O artigo Interseccionalidade e a Saúde das Mulheres Negras no Brasil e nos Estados Unidos: Uma Proposta pra Equidade em Saúde corresponde ao capítulo 8 do livro e foi escrito por Edna Maria de Araújo, Vijaya Krisna Hogan e Kia Lilly Caldwell. A proposta foi revisar a literatura sobre a abordagem interseccional como marco teórico para a realização de uma pesquisa entre a Universidade Estadual de Feira de Santana e a Universidade da Carolina do Norte (Chapel Hill, Estados Unidos), considerando-se os aspectos interseccionais de raça, classe, gênero e história de vida para compreender as iniquidades na saúde das mulheres americanas e brasileiras. A teoria da interseccionalidade remonta das décadas de 1970 e 1980, e foi articulada por estudiosas negras da área das Ciências Sociais, como Kimberlè Williams, Deborah King etc. Mas foi com Crenshaw (1991) que os trabalhos nessa vertente despontaram e ficaram conhecidos. A questão da interseccionalidade é colocada quando múltiplos fatores se sobrepõem, novos estressores, assim como novas identidades são formadas, portanto, mulheres negras de classe baixa têm um nível mais elevado de estresse e risco de saúde do que outros sujeitos que não somam todas estas condições.

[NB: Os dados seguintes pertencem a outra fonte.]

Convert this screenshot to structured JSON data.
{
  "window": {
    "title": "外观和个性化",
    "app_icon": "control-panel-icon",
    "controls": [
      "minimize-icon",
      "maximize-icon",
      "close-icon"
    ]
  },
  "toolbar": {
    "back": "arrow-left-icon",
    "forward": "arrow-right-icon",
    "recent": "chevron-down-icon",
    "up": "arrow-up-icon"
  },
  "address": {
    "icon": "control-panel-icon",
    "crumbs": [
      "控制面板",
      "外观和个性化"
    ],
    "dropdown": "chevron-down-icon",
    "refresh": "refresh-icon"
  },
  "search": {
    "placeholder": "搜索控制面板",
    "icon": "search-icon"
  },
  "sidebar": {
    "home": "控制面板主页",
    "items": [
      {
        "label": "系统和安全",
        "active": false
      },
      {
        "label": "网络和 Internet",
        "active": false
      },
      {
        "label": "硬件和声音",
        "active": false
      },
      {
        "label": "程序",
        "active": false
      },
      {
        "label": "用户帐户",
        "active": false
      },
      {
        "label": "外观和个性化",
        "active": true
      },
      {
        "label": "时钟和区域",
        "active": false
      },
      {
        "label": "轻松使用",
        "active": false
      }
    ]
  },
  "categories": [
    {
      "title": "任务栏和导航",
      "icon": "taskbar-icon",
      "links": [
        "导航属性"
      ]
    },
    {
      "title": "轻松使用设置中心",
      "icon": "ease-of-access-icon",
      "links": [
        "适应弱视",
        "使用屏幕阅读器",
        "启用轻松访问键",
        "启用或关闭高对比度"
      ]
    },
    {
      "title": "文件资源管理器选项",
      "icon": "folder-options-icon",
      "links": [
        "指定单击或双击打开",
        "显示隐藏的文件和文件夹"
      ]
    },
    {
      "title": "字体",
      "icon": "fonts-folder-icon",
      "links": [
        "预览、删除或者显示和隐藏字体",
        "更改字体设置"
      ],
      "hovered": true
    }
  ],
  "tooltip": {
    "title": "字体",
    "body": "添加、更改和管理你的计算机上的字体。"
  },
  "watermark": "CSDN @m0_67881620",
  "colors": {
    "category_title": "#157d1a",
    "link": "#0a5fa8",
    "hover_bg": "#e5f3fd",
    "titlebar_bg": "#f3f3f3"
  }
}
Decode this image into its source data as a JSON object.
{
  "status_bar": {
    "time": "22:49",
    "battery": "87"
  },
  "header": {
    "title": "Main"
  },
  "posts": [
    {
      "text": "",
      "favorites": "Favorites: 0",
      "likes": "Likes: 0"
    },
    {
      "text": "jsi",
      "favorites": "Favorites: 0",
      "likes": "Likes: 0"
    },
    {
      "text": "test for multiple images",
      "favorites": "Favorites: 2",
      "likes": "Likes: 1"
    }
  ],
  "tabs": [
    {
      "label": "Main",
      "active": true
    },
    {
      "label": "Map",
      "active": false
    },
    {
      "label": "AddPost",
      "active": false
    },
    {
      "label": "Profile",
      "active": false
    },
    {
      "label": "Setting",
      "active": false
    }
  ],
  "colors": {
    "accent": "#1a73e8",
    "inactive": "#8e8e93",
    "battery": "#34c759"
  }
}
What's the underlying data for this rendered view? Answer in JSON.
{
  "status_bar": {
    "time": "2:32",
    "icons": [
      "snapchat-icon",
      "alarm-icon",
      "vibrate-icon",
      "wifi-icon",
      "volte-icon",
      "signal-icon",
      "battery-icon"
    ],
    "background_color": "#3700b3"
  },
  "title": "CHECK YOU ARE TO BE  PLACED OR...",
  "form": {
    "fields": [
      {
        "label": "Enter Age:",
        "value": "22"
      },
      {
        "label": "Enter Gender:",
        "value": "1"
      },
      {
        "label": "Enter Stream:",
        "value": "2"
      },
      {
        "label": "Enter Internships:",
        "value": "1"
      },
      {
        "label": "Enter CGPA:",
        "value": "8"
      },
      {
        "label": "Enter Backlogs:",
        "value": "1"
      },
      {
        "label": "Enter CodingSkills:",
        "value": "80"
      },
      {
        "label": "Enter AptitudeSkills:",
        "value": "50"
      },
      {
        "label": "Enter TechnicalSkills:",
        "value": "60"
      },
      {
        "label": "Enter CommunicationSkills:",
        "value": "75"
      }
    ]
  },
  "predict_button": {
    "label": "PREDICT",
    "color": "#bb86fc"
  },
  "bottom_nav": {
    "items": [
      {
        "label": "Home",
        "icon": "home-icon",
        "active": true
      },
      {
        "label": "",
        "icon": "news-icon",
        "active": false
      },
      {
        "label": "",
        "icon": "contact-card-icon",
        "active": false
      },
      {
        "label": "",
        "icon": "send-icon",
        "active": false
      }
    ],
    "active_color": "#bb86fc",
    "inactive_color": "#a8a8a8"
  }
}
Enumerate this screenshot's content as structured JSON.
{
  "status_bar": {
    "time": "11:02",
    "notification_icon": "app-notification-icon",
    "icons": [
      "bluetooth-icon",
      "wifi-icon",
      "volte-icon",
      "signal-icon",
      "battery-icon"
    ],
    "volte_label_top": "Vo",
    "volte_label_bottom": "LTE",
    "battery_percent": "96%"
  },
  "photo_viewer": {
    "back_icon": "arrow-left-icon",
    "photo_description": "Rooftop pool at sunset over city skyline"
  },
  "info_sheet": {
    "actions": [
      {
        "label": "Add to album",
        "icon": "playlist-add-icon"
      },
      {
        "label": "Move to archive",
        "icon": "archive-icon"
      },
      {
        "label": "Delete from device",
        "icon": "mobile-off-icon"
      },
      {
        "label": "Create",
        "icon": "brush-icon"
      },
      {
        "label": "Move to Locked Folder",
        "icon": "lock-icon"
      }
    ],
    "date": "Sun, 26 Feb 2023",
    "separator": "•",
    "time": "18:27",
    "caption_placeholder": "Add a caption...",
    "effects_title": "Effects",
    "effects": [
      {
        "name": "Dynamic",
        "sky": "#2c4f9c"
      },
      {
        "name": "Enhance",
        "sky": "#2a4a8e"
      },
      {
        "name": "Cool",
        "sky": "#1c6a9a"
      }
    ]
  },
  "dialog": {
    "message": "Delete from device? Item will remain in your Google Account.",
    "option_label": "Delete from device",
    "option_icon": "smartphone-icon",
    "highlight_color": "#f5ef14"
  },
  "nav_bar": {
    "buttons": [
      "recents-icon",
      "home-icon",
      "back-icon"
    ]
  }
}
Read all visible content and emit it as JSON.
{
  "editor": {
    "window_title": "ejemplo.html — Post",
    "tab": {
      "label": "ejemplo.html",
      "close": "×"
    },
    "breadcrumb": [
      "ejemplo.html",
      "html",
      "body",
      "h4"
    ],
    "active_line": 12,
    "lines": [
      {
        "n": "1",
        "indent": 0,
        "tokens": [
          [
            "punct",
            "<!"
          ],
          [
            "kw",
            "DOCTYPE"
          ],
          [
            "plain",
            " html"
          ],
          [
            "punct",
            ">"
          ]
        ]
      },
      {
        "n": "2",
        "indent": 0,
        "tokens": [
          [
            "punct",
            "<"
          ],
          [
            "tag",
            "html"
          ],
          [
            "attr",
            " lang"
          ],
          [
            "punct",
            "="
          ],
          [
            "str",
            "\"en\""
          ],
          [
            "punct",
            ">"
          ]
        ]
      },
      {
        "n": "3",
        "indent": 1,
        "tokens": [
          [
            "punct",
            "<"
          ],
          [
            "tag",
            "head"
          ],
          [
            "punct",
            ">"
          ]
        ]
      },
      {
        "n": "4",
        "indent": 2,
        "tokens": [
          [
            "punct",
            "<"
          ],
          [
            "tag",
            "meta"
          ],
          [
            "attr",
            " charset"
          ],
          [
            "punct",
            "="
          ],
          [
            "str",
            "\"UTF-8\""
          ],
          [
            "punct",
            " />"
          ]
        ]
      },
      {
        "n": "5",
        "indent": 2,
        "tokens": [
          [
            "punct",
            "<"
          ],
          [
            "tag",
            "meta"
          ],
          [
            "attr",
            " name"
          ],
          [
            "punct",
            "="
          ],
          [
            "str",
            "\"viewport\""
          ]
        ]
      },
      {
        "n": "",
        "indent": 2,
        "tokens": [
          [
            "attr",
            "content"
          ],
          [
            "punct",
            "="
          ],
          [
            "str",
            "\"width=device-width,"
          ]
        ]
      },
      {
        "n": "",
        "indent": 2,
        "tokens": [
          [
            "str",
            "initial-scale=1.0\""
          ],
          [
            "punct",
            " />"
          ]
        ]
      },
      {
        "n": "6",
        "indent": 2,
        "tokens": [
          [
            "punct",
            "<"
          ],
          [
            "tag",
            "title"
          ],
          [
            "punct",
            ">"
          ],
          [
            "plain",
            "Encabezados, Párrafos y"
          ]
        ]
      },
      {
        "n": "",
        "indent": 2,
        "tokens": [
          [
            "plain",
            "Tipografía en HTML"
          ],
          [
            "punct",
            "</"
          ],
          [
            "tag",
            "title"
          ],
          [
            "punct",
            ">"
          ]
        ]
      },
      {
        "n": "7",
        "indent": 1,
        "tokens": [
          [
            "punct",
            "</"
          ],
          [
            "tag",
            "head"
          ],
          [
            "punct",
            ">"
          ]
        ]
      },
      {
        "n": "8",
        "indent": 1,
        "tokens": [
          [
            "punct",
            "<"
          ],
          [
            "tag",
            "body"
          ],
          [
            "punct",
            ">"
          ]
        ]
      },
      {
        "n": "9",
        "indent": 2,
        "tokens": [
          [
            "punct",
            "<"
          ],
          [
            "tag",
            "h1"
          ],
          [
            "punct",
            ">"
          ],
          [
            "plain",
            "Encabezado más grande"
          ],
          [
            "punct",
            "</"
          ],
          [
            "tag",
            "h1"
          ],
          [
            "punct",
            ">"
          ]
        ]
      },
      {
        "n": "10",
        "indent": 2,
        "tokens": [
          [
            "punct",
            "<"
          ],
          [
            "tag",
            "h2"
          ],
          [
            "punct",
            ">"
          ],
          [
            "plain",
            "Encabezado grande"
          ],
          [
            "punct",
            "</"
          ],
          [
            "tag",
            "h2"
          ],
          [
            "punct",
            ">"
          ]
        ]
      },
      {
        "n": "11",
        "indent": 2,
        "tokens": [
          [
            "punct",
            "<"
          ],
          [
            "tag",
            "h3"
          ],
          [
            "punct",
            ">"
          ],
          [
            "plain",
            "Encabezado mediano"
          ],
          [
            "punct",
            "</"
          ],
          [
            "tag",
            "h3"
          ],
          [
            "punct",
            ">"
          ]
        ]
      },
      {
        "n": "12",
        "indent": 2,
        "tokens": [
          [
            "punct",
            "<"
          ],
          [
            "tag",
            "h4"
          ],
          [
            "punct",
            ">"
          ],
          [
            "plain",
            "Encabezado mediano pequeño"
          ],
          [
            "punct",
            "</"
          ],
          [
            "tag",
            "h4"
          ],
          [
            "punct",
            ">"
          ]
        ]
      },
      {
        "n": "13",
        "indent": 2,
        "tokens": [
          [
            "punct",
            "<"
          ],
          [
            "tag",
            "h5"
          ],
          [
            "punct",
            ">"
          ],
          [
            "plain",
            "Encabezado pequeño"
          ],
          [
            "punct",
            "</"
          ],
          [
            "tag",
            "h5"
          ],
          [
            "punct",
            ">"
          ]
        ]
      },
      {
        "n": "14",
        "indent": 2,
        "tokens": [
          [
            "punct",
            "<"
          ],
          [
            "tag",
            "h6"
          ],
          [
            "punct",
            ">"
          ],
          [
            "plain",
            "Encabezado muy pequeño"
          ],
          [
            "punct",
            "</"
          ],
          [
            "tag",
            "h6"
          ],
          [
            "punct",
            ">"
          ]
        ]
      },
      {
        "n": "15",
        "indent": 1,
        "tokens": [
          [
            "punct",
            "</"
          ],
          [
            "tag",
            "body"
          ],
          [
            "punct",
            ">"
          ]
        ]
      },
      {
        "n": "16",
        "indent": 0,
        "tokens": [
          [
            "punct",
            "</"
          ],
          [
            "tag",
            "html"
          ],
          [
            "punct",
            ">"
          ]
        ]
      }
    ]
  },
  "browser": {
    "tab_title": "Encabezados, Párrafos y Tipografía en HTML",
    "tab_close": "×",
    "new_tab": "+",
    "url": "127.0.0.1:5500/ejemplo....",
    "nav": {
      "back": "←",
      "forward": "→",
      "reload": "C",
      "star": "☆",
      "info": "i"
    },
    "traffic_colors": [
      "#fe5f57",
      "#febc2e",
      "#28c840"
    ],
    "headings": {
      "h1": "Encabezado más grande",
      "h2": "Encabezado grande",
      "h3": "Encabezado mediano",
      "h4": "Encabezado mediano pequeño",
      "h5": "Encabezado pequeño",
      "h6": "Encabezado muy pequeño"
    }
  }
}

Na parte final do livro, A Humanização na Atenção à Saúde e às Desigualdades Raciais, Luís Eduardo Batista, Maria Lúcia da Silva, Maridite Cristovão Gomes de Oliveira e Jussara Dias, por meio do levantamento de uma série de pesquisas, concluíram que as desigualdades raciais interferem diretamente na saúde reprodutiva feminina e no acesso a serviços de atenção à saúde. A dificuldade gerada para a reflexão do problema do racismo nas instituições de saúde corrobora as teses que apontam para o redirecionamento das políticas públicas e do Sistema Único de Saúde para pensar o problema do racismo como um elemento estruturante também no âmbito das questões em saúde.

Finalmente, o livro Cenários da Saúde da População Negra no Brasil contribui substancialmente para a compreensão de questões importantes em saúde da população negra, e abarca elementos analíticos e interpretativos que aprofundam o debate sobre o impacto do racismo nas subjetividades negras, ao mesmo tempo em que reorienta para a construção de novas práticas de saúde, especialmente em saúde mental.